A question relevant to IT was found near the end:

CHERTOFF: Let me ask you two questions, though, to press you on this because I’m sure the president is going to ask me about this.

First of all, some of what you want us to do involves getting people and institutions to use the tools they already have — patches, anti-viral software — and actually simply download them and implement them. And a lot of people don’t do it.

How do you make them do it? And, do you say, instead of asking voluntarily to do it, do you simply make them do it by doing it from a remote location? In other words, do you have the ISPs and the telecoms make people or download it on their own volition even if people don’t do it themselves?

The conclusion was reached that for the private sector and privacy, acts need to be: Reasonable. Temporary. Necessary. Not over reaching. The Secretary of Defense also presented the conclusion that Cyber Command will need to stand up and take the lead in developing the new Rules of Engagement.
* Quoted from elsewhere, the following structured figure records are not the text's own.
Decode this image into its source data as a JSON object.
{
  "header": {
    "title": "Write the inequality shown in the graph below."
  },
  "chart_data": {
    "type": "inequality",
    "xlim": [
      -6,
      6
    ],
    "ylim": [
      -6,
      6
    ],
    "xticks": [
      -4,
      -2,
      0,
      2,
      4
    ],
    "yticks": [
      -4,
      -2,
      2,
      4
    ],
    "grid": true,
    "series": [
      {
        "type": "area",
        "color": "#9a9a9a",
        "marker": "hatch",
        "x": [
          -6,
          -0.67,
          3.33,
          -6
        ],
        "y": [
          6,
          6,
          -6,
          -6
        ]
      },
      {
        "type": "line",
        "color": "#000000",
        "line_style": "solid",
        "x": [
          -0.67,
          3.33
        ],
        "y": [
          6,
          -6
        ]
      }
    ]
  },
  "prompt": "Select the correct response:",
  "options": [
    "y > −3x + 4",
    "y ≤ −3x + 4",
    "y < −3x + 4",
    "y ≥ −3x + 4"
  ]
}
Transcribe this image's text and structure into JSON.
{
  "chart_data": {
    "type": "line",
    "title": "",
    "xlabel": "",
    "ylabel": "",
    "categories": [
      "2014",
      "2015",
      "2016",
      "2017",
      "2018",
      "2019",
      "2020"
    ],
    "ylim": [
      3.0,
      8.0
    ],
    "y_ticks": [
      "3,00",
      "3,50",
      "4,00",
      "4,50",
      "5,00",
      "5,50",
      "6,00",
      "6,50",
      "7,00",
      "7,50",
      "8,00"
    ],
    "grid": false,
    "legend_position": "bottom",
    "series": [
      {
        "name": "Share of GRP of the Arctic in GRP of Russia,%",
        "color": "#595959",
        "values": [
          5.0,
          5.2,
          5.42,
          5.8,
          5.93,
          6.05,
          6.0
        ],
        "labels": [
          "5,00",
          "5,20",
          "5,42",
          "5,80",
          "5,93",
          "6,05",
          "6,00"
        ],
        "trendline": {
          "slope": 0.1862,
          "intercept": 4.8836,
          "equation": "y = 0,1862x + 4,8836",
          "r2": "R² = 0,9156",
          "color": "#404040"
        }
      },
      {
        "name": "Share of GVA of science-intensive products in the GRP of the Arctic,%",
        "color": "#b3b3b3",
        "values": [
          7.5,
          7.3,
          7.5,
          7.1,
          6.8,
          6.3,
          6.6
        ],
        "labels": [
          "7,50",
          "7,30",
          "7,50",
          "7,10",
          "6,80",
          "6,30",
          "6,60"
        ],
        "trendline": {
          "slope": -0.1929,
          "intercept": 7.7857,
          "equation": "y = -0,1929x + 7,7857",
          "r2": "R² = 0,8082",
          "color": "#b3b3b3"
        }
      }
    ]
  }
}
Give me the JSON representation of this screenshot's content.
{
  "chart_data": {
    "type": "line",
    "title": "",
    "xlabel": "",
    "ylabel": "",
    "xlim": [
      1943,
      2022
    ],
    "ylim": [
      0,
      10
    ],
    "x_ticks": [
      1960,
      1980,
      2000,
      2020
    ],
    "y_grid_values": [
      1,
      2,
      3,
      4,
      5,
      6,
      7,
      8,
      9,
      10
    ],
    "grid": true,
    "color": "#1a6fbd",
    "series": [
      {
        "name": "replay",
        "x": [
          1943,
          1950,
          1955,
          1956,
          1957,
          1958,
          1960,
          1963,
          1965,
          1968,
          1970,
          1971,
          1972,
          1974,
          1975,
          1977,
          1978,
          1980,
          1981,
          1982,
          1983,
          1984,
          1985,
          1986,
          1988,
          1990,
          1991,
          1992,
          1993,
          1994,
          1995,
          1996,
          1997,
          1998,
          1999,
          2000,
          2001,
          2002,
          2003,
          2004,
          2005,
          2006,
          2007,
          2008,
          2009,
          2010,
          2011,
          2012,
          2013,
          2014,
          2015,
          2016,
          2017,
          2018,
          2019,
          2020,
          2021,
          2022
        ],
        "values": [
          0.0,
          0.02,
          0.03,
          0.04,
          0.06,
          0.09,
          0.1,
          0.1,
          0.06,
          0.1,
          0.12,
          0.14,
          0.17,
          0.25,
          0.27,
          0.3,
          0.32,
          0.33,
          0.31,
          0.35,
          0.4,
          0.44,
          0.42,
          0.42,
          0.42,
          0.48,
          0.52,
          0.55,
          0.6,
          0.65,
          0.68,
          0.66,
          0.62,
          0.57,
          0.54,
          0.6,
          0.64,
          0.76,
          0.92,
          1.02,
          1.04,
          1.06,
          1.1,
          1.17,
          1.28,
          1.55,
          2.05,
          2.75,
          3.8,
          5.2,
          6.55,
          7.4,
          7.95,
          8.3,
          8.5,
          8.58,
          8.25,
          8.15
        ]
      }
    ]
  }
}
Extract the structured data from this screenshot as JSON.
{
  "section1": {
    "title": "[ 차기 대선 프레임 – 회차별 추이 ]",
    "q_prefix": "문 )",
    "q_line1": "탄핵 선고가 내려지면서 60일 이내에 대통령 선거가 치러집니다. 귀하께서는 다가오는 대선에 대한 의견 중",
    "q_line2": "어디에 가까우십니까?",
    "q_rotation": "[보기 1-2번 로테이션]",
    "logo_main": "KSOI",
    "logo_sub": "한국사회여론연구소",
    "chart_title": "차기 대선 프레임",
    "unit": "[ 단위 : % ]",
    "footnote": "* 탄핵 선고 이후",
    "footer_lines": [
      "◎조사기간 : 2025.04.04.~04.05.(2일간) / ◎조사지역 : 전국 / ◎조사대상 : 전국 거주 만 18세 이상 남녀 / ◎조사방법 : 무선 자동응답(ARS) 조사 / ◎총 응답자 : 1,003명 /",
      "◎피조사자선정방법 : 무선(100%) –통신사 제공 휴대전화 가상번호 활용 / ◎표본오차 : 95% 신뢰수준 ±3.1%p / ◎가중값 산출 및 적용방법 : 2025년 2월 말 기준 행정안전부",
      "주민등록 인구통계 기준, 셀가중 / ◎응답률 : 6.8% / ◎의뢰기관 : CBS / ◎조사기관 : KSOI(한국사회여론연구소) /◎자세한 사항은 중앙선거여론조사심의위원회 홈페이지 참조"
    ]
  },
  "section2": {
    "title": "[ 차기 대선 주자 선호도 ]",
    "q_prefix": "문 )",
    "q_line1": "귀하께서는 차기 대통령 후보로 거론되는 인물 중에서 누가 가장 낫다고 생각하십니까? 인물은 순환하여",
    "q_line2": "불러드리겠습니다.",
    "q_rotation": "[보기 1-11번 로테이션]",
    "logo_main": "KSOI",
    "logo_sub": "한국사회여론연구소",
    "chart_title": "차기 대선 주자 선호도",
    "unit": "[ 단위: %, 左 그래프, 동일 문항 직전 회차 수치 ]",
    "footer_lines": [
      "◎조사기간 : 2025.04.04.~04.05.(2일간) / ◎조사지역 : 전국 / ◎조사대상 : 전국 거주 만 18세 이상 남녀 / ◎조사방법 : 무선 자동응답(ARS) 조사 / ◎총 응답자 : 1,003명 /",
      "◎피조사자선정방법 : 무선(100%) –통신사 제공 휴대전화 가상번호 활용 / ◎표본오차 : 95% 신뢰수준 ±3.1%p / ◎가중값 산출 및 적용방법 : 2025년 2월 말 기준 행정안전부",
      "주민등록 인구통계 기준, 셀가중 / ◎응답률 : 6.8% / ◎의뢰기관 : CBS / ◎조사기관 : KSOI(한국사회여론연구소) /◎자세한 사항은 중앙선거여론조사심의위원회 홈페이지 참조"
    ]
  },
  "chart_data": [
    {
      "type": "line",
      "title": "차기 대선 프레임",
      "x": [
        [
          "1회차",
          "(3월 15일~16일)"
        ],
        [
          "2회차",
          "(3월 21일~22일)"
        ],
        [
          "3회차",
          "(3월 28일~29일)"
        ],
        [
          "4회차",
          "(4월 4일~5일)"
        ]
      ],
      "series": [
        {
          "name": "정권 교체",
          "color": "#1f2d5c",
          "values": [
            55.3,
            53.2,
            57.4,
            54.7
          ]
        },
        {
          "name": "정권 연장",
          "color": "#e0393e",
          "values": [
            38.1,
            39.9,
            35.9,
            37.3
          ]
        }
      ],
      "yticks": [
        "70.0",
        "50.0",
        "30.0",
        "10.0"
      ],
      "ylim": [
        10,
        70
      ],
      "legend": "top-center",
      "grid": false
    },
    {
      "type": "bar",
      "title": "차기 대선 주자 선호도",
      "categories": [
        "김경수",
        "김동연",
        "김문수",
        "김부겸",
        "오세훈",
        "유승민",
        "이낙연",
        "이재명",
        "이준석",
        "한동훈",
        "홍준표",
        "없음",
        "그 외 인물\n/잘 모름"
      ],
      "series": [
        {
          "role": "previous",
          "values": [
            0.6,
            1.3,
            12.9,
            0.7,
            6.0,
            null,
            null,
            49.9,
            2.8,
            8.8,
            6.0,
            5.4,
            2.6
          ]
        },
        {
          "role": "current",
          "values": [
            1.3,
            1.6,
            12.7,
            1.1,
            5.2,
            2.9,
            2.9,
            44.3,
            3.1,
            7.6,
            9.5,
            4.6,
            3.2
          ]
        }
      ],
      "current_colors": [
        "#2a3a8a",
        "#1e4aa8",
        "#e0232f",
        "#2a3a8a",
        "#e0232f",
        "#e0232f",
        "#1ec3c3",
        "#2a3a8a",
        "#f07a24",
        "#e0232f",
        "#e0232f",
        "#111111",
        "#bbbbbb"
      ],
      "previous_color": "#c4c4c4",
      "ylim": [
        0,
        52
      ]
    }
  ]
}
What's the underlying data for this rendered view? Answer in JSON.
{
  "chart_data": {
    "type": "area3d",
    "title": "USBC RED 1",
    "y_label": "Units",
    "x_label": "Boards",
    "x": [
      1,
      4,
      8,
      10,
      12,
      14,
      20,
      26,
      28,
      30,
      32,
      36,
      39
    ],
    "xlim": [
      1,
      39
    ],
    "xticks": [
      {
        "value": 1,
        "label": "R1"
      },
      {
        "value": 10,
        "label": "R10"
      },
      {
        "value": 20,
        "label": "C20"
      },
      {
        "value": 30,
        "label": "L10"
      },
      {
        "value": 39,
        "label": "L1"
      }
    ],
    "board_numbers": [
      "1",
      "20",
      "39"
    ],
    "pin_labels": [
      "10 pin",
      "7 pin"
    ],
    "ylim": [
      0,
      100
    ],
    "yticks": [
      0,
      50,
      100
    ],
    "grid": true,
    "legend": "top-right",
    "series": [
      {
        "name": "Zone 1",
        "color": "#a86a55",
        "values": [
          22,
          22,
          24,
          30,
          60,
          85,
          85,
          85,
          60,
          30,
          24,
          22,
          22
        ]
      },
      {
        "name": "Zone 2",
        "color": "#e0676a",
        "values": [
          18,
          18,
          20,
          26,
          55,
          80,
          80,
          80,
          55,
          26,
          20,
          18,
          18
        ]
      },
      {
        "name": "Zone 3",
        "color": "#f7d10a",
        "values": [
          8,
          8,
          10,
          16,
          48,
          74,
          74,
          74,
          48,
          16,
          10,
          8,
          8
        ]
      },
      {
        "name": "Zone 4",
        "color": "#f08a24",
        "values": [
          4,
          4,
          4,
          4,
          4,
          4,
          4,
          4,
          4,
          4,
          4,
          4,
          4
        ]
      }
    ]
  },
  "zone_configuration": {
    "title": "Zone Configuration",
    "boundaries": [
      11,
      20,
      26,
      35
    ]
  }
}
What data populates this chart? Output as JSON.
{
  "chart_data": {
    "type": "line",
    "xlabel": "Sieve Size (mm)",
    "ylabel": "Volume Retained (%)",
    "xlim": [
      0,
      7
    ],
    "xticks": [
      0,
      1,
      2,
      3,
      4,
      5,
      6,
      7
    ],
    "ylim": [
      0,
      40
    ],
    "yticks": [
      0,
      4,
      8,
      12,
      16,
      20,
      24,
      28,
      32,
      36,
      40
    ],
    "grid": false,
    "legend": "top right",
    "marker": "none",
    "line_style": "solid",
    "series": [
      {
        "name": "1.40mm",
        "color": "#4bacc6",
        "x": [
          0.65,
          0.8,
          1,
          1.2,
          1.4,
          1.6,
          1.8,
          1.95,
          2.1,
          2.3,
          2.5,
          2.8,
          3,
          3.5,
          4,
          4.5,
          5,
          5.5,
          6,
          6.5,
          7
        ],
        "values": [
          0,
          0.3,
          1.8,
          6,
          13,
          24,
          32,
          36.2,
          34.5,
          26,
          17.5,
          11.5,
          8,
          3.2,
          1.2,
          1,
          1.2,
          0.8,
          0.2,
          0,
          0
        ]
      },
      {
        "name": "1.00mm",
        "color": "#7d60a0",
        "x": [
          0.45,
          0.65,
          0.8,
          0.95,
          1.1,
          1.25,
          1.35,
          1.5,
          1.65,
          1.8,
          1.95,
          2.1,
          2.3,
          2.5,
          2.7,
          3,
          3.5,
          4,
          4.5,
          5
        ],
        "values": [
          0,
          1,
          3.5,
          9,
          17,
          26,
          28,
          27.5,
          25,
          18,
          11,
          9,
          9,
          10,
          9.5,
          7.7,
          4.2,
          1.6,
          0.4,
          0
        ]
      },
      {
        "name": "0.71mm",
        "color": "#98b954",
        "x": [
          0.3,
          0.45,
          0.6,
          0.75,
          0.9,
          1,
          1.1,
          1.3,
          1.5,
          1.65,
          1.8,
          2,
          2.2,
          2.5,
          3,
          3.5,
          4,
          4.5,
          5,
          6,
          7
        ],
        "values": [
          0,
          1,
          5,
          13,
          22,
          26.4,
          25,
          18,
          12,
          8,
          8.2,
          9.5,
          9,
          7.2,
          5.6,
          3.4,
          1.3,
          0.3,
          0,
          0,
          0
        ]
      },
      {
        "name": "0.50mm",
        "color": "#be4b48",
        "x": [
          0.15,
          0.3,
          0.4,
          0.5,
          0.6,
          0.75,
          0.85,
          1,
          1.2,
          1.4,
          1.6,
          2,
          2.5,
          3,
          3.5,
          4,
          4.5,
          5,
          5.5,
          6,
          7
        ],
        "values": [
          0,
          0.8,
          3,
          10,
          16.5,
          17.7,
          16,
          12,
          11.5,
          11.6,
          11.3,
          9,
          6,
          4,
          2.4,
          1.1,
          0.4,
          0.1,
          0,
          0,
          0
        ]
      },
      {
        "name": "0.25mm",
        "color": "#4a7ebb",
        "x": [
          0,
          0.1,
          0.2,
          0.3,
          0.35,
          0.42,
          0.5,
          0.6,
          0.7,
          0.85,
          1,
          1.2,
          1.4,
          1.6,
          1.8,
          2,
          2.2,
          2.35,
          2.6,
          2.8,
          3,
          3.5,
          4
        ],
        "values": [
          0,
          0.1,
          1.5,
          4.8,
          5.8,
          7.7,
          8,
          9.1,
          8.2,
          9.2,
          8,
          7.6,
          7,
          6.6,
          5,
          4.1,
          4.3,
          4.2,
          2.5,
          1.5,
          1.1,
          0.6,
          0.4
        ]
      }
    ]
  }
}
The binary means of handling a situation, international overseas war-fighting and domestic traditional law enforcement has proven itself to be outdated and useless in a situation like Cyber Shockwave.

In conclusion, the Cyber ShockWave war game makes my meetings look very boring. More importantly, I can only hope the USA is more prepared because of this simulation. It is very apparent that the lack of digital-relevant policies and the abundance of politics makes it hard for the cabinet to do anything productive at all. We watched over an hour the situation became worse and worse while no concrete, helpful measures were taken by this group. Fortunately steps are beginning to be made like the House bill being introduced to bolster Cyber Security. We’re still way behind where we should be.